Iron Encapsulated within Pod-like Carbon Nanotubes for Oxygen Reduction Reaction

摘要

Efforts to explore non-precious-metal cathode catalysts to replace the precious Pt in polymer electrolyte membrane fuel cells (PEMFC) have been going on for several decades to bring this efficient technology into real applications. Progress has been made through the use of macrocyclic molecules particularly those containing Fe-N4 and Co-N4 moieties, or high-temperature synthetic materials containing separately or collectively transition-metalitrogen/carbon elements.

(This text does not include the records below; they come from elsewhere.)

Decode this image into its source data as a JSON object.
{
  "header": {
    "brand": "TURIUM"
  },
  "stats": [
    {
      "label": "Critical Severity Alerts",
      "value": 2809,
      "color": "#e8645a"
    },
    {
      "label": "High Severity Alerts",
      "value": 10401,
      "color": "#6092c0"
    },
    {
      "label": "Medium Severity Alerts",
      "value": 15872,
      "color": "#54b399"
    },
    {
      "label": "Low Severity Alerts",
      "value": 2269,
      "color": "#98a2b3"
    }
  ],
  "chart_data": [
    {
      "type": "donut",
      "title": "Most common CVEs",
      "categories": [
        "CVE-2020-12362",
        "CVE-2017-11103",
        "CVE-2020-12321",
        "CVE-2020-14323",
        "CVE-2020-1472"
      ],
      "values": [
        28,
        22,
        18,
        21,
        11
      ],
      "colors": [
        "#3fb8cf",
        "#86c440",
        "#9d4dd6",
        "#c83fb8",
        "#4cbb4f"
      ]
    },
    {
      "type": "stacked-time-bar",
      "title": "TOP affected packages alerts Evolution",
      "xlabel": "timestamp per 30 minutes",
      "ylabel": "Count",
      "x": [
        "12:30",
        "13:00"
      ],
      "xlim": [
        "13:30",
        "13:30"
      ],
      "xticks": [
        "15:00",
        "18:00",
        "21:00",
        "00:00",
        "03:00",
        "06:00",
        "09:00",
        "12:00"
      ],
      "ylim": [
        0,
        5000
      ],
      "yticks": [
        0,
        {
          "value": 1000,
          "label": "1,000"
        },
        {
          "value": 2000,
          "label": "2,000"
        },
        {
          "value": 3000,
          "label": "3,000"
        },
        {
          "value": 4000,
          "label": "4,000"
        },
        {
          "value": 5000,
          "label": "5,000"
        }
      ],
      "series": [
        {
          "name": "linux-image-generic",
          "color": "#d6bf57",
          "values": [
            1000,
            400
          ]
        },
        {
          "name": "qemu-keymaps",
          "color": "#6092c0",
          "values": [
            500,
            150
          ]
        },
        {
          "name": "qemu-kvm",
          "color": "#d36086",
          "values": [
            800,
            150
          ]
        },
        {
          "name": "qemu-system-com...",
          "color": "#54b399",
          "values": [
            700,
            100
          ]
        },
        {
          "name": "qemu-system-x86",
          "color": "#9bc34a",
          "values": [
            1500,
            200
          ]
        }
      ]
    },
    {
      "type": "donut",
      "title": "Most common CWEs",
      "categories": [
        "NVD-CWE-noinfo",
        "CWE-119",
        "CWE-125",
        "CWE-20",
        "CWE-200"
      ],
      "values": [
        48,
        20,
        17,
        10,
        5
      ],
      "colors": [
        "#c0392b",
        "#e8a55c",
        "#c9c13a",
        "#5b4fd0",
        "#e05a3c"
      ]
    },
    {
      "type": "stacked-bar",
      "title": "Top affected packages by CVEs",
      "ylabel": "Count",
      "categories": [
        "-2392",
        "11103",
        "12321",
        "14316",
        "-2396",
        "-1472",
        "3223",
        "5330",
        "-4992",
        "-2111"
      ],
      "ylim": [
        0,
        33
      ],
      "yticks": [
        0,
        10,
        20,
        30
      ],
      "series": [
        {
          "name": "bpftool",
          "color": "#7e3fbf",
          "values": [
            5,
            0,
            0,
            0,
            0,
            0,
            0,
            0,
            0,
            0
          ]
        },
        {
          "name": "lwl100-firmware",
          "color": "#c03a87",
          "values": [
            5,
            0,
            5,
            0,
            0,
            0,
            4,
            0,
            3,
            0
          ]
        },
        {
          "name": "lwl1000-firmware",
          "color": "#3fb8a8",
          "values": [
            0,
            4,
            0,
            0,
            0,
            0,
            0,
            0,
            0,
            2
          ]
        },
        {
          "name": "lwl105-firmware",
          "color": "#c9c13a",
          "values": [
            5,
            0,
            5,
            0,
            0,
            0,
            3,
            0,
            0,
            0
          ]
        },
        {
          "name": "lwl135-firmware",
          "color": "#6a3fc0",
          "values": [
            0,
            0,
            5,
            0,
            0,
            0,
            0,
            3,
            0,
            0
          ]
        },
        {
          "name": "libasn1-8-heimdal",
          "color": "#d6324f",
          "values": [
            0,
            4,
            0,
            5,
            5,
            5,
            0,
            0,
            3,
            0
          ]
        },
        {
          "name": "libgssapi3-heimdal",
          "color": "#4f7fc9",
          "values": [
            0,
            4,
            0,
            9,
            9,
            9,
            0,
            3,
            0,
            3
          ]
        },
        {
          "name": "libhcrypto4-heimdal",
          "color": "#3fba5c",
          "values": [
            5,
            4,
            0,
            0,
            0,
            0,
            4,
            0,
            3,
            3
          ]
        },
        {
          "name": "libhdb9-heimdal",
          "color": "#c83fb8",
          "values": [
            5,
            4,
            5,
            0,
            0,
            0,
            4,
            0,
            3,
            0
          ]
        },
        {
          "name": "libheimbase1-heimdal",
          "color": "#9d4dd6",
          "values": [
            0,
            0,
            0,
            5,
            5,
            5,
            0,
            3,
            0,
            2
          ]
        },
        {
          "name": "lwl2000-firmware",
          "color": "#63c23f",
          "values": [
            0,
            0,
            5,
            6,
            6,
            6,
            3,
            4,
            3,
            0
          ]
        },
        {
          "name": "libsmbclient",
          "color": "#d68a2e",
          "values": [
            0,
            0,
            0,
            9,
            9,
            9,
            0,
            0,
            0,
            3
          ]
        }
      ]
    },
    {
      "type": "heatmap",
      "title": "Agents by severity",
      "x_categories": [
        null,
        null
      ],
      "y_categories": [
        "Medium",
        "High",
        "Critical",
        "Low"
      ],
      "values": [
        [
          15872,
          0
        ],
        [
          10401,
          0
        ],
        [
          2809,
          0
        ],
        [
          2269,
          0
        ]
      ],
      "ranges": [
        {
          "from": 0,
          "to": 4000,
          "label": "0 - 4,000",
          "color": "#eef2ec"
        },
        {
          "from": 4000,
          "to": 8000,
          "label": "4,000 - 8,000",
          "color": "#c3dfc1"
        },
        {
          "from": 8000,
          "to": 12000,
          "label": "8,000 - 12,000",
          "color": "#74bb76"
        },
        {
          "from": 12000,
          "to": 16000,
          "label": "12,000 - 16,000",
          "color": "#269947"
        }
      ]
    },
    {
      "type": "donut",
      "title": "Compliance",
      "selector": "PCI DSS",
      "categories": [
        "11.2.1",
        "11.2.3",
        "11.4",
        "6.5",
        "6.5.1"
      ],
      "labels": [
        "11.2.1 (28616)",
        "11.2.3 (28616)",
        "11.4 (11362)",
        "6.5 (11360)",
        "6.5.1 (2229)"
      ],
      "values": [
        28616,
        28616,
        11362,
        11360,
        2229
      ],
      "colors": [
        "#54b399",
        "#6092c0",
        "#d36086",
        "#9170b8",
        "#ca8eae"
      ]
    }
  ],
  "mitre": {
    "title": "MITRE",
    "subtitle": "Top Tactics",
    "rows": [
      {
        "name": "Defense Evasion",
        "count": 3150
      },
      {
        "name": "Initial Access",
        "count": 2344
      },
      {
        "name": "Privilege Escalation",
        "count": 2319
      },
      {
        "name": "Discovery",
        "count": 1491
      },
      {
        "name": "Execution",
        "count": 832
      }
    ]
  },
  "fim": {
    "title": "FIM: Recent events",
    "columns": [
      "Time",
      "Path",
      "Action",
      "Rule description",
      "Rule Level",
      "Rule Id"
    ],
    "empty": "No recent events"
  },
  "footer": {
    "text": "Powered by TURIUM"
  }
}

However, the non-precious-metal based catalysts frequently suffer from poor stability in acids owing to leaching.'3 Recently, Wu et al. reported an encouraging catalyst synthesized from high-surface-area carbon, polyaniline, iron and cobalt at a high temperature, which exhibited a high activity and stability as an oxygen reduction reaction (ORR) catalyst in PEMFC. The metal-containing particles were to a large extent encapsulated in onion-like carbon nanoshells or attached to carbon nanosheets. However, the nature of the active ORR catalytic sites was not clear. Our previous study demonstrated that the coordinatively unsaturated ferrous sites, when confined on the interface of Pt, are highly active and stable in activating oxygen. Herein we intend to design active and stable non-precious metal ORR catalysts with features of coordinatively unsaturated metal sites or low valence state metals physically isolated from the acid environment to avoid leaching, which however should not impede the catalytic properties of metals, and on this basis, to understand the behavior of active sites.